Nous arrivâmes à bord du Véloce vers les dix heures et demie du soir, c'est-à-dire pendant le premier quart.
Vous ne savez pas ce que c'est qu'un quart, Madame ? Permettez-moi de vous l'expliquer. Nous allons vivre de la vie maritime, il faut donc vous initier à cette vie.

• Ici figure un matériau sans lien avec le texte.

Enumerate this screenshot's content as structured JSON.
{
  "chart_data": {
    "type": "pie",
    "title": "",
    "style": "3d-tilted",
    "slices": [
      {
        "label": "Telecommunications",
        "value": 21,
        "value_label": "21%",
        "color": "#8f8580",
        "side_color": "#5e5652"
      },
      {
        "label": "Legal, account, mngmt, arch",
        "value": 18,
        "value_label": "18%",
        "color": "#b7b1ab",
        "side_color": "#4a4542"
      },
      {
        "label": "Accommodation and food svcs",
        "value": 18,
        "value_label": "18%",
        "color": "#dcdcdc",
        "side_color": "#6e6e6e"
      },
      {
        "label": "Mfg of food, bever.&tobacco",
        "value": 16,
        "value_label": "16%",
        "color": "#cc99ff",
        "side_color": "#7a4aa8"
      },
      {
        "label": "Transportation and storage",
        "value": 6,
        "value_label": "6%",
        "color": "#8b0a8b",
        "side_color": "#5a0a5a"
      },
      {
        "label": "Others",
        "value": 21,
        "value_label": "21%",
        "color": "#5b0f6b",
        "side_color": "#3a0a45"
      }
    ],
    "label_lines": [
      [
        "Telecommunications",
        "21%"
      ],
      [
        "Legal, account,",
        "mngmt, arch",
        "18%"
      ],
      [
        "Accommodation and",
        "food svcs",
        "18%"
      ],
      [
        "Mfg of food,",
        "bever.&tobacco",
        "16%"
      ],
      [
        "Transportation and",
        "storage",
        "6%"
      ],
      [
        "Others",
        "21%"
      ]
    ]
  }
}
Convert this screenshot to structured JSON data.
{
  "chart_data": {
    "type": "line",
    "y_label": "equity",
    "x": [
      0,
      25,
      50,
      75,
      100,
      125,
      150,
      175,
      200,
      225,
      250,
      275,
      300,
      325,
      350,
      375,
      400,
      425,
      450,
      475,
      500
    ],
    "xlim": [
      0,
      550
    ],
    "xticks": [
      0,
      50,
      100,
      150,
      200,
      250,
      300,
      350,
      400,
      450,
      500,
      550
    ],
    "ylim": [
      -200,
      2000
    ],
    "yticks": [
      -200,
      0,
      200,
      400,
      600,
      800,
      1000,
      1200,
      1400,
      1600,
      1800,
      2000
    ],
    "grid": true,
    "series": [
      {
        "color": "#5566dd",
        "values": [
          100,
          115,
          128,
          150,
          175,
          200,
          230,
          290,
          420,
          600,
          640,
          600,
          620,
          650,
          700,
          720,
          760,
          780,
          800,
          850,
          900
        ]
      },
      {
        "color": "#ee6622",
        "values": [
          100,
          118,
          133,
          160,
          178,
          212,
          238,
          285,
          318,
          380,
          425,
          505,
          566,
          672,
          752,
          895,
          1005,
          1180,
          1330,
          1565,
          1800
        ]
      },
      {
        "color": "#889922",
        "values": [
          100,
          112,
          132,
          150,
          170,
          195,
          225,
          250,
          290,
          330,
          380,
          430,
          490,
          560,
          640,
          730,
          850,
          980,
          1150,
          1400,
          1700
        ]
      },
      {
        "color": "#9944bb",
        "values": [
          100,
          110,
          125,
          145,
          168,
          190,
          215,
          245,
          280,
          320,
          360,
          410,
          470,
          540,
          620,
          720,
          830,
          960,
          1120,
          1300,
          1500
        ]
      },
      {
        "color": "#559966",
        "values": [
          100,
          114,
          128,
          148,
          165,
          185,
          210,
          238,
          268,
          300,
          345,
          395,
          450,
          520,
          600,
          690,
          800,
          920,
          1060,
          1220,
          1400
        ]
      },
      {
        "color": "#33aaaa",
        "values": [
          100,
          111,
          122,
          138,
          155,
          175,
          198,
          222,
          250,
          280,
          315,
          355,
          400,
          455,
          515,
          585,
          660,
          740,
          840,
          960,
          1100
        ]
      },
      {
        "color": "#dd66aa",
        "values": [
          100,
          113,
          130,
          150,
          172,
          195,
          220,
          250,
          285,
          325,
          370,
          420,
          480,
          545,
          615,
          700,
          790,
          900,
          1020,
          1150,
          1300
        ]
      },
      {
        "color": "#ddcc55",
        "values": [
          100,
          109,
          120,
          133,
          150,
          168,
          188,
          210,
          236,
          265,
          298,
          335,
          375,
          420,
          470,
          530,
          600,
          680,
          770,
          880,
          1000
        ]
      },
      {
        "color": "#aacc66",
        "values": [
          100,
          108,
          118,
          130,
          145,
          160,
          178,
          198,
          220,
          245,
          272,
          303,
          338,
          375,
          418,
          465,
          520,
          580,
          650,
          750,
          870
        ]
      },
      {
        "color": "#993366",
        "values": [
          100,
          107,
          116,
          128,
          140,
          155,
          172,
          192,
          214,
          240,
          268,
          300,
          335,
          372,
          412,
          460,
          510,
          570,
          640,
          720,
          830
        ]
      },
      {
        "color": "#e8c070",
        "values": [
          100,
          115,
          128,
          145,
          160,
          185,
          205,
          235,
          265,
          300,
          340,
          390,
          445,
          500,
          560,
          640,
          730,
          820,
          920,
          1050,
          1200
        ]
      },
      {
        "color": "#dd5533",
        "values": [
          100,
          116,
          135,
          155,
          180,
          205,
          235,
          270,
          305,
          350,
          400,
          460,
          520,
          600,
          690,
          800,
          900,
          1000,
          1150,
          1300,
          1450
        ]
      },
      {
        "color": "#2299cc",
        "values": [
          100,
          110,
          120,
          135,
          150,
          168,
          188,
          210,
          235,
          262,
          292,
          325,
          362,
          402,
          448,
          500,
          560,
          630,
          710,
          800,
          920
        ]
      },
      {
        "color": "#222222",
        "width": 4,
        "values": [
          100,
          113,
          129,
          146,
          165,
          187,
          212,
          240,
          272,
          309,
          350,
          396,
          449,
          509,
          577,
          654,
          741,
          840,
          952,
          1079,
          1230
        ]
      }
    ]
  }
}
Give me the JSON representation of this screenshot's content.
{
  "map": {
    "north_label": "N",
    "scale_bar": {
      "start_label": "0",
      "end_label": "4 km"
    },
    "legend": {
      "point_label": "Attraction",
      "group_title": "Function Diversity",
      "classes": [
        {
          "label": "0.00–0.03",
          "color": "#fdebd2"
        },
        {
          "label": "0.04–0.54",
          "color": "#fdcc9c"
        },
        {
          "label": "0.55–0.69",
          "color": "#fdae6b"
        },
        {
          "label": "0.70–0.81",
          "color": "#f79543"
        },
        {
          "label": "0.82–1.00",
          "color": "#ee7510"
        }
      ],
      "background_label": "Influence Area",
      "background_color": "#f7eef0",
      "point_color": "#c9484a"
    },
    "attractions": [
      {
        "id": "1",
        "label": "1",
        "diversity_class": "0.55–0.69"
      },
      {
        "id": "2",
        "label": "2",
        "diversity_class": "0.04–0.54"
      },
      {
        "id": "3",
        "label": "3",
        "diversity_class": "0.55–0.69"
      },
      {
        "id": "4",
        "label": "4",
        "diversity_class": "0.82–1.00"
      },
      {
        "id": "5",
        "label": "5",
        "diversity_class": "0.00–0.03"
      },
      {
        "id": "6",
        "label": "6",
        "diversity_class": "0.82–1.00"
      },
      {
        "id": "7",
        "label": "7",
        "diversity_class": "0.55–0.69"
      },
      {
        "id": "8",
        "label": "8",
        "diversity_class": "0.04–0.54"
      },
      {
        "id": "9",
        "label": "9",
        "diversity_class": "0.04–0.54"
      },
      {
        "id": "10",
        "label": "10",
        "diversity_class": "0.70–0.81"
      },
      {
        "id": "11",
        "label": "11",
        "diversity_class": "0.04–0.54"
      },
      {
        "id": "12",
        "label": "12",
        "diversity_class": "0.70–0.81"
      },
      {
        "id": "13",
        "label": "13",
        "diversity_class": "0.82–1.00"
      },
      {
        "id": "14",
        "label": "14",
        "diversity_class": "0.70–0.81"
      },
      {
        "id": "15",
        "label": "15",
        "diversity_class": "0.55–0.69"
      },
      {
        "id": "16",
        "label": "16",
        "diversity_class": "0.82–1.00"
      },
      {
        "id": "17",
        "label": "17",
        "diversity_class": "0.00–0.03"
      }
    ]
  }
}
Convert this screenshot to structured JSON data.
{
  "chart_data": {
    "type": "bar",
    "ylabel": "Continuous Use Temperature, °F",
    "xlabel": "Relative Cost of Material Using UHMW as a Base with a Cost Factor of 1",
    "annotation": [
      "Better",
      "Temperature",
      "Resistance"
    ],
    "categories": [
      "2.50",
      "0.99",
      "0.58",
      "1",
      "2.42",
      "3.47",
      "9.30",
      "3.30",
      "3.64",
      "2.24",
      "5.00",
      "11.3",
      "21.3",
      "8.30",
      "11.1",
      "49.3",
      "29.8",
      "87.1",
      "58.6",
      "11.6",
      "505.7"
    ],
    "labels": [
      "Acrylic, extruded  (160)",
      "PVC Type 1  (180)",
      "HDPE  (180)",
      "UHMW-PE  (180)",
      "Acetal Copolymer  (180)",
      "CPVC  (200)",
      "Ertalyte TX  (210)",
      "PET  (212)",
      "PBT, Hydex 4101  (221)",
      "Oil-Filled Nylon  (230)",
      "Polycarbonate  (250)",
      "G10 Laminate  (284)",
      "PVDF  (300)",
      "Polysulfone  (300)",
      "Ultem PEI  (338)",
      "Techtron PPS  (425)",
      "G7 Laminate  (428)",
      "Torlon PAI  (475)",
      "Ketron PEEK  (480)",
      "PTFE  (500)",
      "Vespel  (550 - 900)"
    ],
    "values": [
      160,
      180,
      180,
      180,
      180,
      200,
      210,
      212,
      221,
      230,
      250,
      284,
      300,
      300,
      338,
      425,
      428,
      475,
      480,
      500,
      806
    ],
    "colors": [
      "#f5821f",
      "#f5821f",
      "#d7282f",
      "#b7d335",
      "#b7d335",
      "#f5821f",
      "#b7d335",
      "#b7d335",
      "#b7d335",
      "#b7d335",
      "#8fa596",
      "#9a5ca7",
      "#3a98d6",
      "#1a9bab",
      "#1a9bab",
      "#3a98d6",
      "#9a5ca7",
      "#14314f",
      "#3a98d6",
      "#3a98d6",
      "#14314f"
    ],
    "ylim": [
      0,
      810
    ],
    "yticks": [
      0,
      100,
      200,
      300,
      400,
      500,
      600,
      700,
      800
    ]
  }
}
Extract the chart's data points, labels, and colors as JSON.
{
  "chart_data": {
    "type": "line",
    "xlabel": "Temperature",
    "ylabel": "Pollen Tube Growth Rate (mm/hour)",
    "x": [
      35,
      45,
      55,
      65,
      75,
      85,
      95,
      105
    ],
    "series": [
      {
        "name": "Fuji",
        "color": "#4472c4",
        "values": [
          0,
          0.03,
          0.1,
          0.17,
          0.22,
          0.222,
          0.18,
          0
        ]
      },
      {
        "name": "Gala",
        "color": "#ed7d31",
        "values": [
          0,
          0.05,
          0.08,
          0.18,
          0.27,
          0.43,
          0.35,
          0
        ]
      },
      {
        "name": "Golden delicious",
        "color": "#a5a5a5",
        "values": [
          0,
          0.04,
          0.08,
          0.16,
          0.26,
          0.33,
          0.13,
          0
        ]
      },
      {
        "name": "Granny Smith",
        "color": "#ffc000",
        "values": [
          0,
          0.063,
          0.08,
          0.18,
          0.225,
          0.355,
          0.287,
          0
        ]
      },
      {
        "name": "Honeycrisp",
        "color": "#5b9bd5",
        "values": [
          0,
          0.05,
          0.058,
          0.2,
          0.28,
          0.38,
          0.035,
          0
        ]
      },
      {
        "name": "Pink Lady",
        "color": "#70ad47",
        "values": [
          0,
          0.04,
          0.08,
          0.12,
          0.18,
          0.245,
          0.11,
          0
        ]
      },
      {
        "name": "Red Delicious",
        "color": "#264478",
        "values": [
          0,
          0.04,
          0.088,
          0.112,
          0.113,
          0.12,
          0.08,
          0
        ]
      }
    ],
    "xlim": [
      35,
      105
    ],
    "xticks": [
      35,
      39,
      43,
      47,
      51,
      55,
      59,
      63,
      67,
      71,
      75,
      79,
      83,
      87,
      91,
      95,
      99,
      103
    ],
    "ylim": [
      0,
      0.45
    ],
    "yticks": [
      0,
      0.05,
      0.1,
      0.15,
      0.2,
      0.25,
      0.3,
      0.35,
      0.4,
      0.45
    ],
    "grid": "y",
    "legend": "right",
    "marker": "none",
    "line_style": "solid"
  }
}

à bord des bâtiments, le temps est divisé en quarts de jour et en quarts de nuit. Le premier quart de la nuit commence à huit heures du soir, et dure jusqu'à minuit ; il est toujours commandé, en rade, par le plus jeune officier, en mer, par le plus vieux. Le second quart prend de minuit à quatre heures du matin ; il est toujours commandé par le second du bâtiment. C'est pendant ce quart qu'on nettoie le navire ; aussi, s'appelle-t-il le quart de la femme de ménage. Alors commence le premier quart du jour, qui dure jusqu'à huit heures du matin. Puis la même division se prolonge, quatre heures par quatre heures, jusqu'au premier quart de la nuit, qui recommence à huit heures du soir. Pendant la nuit, la moitié de l'équipage veille tandis que l'autre dort. Cela s'appelle faire la bordée. La première bordée veille de sept heures à minuit. à minuit, la seconde bordée la relève et veille jusqu'à quatre heures du matin. à quatre heures du matin, elle est relevée à son tour et va dormir jusqu'à six heures, heure à laquelle tout le monde quitte son hamac.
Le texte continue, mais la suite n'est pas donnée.